口調は変わらないが表情は真剣な顔つきになっている。

やっぱり何か知ってるんだな。


「俺の仲間のリドルがその村の出身だった。そしてリドルの母親をミノルが殺して、その復讐のためにミノルを殺そうとしてるんだよ!リツ、助けてくれ。何か知ってるなら教えてくれ」

「そっか~リッちゃんがサキン村の出身か~これも運命なのかね~」


そう言って何かを悟ったように何度も頷く。


「どういうことだ?何が分かったんだよ」

「ミッちゃんはもしかしたら~すべての過去を洗い流さなきゃ~いけないみたいだね~」

「それってどういう意味だ?」


すると、リツが何かをマキノの方をチラチラ見始める。


「マッちゃんは~ぜっちゃんとは知り合ってどれくらい経つの~?」

「ほんの数日ですね。でも、時間は関係ないですよ。絶対さんと私はそこまで浅くも無く、深くもない関係ですから」

「じゃあ、ただの知り合い何だね~」

「いえ、ビジネスパートナーです」

「いつからそんな関係になったんだよ」

「昨日からです」

「あれでビジネスパートナーになったのかよ。浅すぎだろ」

「それじゃあ~時間短縮の為~二手に分かれよっか」


そう言って俺の方に向かってウインクをしてくる。

ああ、なるほどそう言う事ね。


「それじゃあ、俺とリツで行動しよう。マキノは一人でここに向かってくれ」


俺はメモを半分に破って名前が書かれた紙を渡す。


「えー!何で私が一人なんですか!言っときますけど、私マジで弱いですから!本当に魔法使うの下手なんですよ!」

「安心しろ魔物が出ることはないからよ。あっちょっと待ってろ、今地図書いてやるから。リツ、ペン借りるぞ。マキノその紙貸して」


俺はリツからペンを借りて先程渡した紙に地図を描く。


「ちょっと、まだ行くとは言ってませんよ!リツも私と一緒に行きたいでしょ!」

「一緒に行きたいけど~ぜっちゃんにご指名されたから~仕方ないよ~」

「大丈夫ですって、ほらリツとはもっと色々話したいしリツもそうでしょ」

「マッちゃん~わがままは駄目だよ~それに~マッちゃんなら大丈夫だよ~」

「舐めないで!私の事全然知らない癖に決めつけないで!」


マキノは思わず怒鳴ってしまい、自分がしたことに気付いて顔を逸らす。


「わ、私は‥‥‥そう思ったのは本当だし‥‥‥だから、怒るなら怒ればいい――――――」


その瞬間、リツがマキノを抱きしめる。


「え?ちょっ!」

「大丈夫、マッちゃんなら出来るよ~私は確かにマッちゃんの事は何も知らないけど~何となくマッちゃんなら出来るって思ってるよ~」

「な、何ですかそれ。
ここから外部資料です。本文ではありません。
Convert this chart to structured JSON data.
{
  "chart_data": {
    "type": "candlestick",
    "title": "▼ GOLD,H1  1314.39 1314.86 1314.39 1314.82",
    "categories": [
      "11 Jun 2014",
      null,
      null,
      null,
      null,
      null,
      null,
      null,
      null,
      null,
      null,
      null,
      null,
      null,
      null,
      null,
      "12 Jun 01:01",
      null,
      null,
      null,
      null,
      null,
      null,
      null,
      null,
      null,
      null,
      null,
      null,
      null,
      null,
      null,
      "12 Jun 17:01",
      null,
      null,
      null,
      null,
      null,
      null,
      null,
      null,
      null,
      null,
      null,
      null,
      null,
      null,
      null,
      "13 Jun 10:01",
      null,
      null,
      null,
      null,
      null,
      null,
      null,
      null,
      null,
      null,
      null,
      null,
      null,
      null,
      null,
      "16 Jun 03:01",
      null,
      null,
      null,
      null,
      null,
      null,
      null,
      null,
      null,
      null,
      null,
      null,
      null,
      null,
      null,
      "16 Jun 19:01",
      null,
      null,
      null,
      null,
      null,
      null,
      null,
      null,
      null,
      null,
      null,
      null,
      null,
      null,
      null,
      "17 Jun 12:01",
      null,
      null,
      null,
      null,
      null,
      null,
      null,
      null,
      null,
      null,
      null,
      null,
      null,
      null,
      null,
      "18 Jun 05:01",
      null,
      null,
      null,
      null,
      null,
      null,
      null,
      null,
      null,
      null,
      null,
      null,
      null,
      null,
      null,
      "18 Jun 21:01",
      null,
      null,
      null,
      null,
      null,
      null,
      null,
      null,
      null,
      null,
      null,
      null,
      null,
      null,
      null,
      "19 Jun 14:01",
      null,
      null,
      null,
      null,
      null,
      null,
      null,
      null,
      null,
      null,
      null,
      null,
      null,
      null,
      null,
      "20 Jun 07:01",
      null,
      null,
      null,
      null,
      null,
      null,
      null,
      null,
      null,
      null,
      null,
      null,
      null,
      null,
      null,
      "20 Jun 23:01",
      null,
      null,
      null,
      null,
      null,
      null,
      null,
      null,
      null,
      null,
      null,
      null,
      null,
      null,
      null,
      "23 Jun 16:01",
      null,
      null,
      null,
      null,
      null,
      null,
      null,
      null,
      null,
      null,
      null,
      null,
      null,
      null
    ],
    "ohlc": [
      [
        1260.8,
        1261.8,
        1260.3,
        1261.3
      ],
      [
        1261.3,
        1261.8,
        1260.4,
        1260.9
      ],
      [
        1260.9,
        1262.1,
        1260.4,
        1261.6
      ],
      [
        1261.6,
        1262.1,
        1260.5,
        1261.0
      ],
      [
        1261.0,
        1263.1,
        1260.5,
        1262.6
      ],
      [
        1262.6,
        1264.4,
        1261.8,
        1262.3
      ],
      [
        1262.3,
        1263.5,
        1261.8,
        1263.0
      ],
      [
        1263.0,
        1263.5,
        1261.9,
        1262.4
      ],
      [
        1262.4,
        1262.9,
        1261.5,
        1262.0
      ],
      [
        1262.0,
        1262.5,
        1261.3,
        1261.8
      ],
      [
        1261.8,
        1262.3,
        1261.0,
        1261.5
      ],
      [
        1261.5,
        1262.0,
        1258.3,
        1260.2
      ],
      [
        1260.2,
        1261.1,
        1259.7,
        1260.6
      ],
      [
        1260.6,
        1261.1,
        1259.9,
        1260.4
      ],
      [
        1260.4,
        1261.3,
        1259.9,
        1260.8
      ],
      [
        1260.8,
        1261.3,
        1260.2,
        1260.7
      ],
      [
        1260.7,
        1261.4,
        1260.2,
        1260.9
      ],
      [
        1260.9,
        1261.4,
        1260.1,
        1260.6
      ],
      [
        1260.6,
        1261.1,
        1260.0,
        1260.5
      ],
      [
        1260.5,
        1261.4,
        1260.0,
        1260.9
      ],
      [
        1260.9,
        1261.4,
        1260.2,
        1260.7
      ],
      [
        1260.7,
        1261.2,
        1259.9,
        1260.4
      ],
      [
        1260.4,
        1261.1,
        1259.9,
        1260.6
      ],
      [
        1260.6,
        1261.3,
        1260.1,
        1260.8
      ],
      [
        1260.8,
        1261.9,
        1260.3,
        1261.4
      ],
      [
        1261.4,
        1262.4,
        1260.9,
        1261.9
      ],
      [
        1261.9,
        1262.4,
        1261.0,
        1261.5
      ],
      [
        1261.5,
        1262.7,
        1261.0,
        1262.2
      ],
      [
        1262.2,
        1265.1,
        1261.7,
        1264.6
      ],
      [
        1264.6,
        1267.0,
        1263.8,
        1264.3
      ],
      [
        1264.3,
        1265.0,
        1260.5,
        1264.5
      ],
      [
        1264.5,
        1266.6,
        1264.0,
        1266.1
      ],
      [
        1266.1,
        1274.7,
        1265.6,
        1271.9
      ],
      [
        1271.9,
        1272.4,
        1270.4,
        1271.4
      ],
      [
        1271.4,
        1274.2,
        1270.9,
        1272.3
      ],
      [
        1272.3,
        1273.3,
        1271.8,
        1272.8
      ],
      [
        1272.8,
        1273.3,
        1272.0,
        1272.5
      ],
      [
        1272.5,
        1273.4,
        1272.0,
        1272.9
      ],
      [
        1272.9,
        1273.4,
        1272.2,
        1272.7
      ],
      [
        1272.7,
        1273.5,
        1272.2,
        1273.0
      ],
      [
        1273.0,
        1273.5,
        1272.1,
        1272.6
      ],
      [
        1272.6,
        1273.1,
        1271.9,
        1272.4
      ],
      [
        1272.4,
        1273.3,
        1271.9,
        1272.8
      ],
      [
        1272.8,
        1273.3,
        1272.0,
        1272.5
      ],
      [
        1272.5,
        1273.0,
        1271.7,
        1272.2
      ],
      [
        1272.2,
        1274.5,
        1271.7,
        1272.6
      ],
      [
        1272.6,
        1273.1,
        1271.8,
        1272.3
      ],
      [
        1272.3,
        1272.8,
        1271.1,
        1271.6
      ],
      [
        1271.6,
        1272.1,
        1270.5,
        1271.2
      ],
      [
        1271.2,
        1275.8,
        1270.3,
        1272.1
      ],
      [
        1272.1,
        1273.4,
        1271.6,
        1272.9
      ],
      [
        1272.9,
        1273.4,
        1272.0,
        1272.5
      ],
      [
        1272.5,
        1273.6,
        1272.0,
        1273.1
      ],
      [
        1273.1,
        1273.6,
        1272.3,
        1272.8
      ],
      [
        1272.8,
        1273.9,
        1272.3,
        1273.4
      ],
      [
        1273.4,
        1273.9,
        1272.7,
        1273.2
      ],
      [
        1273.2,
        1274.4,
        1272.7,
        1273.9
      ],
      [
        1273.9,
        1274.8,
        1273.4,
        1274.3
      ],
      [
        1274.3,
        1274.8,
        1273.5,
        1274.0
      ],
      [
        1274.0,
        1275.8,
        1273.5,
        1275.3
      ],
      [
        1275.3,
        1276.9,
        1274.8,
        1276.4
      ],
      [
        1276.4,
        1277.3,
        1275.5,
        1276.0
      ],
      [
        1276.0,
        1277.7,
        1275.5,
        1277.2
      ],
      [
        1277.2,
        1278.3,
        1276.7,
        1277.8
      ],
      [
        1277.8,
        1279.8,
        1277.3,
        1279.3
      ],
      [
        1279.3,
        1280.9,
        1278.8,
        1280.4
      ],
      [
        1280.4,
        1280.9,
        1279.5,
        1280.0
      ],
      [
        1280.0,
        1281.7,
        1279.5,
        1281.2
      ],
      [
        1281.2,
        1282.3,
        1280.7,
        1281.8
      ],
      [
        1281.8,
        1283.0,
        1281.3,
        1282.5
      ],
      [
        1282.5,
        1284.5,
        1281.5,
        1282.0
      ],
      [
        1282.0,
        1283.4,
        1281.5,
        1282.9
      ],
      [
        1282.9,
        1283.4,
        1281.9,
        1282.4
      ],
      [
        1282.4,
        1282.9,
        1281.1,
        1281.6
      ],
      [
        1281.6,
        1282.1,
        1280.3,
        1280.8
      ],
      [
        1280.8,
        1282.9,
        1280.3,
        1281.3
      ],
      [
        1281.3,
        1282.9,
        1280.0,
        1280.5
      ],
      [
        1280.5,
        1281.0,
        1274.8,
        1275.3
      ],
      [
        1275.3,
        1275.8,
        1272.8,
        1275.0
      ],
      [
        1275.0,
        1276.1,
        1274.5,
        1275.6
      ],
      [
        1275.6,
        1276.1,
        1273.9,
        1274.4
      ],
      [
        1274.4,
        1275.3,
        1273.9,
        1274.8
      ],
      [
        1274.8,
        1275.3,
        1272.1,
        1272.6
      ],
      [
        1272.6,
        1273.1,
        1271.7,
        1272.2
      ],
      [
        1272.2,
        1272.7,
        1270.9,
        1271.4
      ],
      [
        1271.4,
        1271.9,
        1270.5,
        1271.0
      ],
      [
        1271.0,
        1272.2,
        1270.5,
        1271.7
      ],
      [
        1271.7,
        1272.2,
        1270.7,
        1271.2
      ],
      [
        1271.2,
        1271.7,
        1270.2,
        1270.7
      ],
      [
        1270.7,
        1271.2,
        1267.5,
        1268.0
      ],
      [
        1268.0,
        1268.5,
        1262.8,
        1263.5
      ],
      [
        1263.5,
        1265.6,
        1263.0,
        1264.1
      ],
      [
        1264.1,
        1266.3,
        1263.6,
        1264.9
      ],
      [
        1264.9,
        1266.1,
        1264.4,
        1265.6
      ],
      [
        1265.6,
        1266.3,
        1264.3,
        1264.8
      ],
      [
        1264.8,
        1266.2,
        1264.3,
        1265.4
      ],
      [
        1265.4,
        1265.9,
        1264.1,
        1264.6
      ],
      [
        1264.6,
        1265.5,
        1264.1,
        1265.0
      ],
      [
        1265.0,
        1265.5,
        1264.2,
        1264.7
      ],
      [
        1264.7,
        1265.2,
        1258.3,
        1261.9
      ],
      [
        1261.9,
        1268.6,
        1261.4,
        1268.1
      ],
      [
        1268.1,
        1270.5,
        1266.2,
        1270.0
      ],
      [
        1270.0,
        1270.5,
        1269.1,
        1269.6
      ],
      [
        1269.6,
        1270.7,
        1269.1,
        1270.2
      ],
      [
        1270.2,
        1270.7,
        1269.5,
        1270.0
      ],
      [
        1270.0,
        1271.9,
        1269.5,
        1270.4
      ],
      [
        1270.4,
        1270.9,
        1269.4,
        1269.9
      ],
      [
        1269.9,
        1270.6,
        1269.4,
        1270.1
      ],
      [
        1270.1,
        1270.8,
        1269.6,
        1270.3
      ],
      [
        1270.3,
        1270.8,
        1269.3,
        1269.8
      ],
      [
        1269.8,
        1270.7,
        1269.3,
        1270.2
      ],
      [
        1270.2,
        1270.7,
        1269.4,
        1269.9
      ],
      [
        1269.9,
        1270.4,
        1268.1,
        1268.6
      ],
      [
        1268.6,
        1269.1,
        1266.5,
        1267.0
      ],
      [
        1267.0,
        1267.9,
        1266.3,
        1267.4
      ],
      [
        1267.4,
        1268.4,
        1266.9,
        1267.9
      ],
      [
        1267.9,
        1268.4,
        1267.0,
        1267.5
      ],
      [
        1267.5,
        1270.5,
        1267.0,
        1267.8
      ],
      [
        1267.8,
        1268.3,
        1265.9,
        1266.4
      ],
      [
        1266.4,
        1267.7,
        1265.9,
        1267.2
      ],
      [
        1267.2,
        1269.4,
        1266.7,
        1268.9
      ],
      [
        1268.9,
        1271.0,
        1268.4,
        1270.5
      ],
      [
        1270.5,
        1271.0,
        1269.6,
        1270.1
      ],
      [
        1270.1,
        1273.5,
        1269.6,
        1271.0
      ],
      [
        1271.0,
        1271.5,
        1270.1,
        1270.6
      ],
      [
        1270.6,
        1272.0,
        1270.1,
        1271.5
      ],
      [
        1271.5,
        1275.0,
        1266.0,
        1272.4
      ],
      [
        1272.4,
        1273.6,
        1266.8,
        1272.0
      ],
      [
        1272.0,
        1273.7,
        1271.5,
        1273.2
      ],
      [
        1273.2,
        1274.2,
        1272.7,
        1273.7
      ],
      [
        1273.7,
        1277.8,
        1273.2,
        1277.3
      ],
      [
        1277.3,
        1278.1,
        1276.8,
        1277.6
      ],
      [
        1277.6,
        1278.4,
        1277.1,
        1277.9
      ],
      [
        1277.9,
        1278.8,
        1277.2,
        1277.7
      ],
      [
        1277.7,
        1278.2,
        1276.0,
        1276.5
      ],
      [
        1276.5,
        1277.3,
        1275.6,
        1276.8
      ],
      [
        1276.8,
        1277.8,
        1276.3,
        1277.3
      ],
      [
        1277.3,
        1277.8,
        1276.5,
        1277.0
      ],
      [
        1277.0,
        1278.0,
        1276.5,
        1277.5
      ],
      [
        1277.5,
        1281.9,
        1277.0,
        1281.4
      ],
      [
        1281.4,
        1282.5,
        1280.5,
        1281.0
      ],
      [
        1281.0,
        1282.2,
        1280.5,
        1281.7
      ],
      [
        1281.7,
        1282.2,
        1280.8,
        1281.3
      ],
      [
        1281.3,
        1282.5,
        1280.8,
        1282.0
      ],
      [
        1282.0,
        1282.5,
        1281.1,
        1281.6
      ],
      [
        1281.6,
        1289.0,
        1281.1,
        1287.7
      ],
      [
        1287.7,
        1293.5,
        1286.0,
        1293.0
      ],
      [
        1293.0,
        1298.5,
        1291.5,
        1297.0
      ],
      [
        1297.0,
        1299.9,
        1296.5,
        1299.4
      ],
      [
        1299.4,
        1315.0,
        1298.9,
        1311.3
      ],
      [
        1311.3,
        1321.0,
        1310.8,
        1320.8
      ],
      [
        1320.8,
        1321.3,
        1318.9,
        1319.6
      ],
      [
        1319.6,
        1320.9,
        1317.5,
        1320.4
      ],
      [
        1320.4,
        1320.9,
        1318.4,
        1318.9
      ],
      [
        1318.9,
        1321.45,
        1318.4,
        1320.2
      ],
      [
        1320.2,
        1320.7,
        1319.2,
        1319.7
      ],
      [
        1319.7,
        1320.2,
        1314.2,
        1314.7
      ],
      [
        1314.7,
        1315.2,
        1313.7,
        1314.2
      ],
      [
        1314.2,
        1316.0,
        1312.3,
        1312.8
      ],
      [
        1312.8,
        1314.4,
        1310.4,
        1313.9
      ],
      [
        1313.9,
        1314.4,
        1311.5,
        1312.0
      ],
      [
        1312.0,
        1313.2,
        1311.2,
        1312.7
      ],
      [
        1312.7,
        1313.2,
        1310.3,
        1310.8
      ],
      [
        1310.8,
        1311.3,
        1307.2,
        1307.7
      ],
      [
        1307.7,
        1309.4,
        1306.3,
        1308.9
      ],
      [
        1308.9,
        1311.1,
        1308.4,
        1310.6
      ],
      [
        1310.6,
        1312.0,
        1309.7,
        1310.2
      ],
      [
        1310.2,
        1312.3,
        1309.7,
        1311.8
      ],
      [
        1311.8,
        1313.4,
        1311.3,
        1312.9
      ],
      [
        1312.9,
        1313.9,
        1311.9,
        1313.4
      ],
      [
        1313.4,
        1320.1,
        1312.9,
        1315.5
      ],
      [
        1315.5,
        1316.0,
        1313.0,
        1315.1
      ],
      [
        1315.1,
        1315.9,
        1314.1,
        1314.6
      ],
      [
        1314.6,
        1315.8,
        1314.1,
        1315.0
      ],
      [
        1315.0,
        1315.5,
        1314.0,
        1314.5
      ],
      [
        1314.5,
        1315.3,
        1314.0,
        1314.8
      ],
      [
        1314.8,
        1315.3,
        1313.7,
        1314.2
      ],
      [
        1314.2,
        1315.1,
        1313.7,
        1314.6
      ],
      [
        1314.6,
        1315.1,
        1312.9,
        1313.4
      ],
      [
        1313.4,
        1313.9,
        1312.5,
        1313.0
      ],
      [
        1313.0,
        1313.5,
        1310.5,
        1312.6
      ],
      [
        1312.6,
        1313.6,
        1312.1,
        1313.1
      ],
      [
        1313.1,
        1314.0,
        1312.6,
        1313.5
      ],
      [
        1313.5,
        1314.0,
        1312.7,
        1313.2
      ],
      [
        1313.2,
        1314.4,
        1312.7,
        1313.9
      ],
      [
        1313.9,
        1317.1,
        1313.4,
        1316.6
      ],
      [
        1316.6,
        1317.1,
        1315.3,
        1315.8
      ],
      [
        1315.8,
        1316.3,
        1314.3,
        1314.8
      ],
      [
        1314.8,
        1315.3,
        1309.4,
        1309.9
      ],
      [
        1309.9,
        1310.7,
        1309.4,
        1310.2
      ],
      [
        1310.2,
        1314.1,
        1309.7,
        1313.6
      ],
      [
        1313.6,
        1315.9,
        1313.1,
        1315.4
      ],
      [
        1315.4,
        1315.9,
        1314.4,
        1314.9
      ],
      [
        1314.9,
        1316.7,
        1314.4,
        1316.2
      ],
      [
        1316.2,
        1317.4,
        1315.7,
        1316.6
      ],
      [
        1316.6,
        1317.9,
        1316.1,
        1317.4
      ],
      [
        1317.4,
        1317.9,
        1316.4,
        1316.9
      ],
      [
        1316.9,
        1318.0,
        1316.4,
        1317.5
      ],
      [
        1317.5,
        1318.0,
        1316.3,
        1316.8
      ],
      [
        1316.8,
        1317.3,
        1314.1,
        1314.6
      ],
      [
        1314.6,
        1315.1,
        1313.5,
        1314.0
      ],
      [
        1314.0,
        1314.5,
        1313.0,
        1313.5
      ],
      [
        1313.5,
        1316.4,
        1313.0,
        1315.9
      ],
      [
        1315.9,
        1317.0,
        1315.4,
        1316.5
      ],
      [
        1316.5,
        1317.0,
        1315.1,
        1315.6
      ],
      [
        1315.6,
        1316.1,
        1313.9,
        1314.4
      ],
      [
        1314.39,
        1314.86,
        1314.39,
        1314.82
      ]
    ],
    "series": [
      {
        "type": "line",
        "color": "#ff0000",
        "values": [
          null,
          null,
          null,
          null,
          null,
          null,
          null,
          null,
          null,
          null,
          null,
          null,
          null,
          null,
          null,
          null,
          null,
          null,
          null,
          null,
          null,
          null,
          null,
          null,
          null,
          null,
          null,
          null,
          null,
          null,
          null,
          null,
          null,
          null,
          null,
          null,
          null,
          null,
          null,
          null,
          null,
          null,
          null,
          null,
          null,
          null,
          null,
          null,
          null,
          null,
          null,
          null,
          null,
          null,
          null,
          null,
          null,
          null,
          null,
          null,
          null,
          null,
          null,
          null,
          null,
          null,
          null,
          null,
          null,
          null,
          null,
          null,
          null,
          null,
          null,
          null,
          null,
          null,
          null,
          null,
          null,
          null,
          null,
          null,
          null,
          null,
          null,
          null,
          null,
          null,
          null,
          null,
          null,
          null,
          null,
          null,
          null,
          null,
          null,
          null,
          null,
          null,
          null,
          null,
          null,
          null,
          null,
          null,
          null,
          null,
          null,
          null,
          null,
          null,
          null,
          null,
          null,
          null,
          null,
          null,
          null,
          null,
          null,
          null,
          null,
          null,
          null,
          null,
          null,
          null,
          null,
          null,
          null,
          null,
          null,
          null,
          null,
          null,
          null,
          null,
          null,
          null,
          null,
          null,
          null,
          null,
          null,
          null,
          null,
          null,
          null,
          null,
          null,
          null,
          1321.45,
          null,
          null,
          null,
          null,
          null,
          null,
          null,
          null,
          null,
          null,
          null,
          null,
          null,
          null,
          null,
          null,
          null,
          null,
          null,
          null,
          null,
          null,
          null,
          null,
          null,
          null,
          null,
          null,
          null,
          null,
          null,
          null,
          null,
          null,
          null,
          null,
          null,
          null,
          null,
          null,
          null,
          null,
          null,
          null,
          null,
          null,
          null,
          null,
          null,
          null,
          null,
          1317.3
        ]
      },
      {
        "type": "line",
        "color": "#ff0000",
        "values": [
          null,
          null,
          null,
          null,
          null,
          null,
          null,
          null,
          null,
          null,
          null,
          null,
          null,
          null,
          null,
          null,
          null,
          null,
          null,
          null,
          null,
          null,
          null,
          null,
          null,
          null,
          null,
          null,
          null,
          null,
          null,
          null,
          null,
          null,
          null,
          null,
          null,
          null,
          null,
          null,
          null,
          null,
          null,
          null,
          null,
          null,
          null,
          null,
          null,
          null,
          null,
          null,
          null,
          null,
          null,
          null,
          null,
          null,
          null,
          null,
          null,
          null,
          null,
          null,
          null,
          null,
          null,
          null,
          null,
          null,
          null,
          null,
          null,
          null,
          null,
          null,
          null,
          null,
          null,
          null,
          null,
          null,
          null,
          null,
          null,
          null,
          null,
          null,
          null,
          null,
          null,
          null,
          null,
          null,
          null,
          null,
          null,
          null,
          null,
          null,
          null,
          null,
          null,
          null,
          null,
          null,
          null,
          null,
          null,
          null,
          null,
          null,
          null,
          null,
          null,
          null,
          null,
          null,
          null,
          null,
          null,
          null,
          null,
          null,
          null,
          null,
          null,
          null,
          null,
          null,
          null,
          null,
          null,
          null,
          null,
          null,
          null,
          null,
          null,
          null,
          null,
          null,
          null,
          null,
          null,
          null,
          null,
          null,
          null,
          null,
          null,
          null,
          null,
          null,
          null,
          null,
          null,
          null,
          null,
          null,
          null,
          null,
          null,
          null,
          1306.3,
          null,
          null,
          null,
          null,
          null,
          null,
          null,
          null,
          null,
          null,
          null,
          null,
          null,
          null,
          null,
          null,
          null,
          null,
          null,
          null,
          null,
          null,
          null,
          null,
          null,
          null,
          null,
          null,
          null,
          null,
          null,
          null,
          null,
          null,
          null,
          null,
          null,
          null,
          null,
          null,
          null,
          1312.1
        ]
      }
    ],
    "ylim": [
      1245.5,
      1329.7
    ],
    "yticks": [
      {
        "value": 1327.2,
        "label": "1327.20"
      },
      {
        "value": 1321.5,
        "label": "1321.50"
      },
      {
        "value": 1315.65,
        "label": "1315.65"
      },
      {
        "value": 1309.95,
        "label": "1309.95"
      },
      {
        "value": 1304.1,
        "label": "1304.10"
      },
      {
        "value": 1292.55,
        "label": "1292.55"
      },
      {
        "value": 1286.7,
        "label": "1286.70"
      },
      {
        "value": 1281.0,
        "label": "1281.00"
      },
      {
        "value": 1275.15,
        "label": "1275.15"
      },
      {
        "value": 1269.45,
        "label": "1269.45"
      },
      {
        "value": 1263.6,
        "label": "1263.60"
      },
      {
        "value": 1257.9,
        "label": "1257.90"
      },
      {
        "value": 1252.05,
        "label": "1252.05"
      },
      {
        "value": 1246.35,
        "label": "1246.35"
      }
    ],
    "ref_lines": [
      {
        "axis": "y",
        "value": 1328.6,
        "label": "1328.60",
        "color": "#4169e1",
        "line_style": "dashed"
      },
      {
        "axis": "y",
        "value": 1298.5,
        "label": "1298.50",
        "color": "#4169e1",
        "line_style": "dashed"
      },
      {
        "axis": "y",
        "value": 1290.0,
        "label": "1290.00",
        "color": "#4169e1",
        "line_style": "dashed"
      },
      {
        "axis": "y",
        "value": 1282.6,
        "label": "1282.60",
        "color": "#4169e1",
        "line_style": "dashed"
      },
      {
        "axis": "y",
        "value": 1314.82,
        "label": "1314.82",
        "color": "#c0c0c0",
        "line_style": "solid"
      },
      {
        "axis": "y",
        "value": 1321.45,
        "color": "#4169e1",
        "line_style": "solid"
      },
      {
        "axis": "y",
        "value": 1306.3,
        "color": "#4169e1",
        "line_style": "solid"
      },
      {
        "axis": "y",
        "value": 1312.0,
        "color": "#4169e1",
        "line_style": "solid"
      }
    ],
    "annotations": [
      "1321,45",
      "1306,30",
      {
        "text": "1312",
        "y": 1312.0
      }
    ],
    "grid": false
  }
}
怒ったりしないんですか、私酷い事言ったのに」

「怒ったりしないよ~だって本心なんでしょ~逆に本当の事伝えてくれてありがと~」


そう言ってリツは屈託のない笑顔でマキノを見つめる。


「リツさん優しすぎですよー!!」


目に涙を浮かべながらマキノは再びリツに抱きしめる。


「おい、紙が書き終わったぞ」


俺は地図を書いた紙をリツの胸に顔をうずくめてるマキノに渡す。


「私は干渉に浸ってるんです。邪魔しないでください」

「お前って本心言ってるとかいうけど、ただ単に寂しがり屋なだけなんじゃないか」

「な!そんなわけないでしょ。何言ってるんですか、きもいです」

「おい、お前何でもかんでもきもいって言うな。普通に傷つくから」


マキノは暴言を吐きながら紙を受け取る。


「仕方ないですね。リツに頼られたらやるしかないか。これはリツの為ですからね」

「分かったって、その地図に書いてあるダリ熟練所の人に話せば連れてってくれるから」

「任せてください。すぐに連れてきますから、絶対さんも失敗しないでくださいよ」


そう言って、マキノは張り切って行ってしまった。


「お前、マキノの扱い上手すぎないか」

「そんなことないよ~私は思った事を言っただけだよ~」


やっぱりリツってただ者じゃないな。


「それで、何でわざわざマキノを遠ざけたかったんだよ」

「ねえ~私達が行くところガルア様の城でしょ~」

「あ、ああそうだけど、お、おいリツ」


リツは場所を聞くと早速扉を開ける。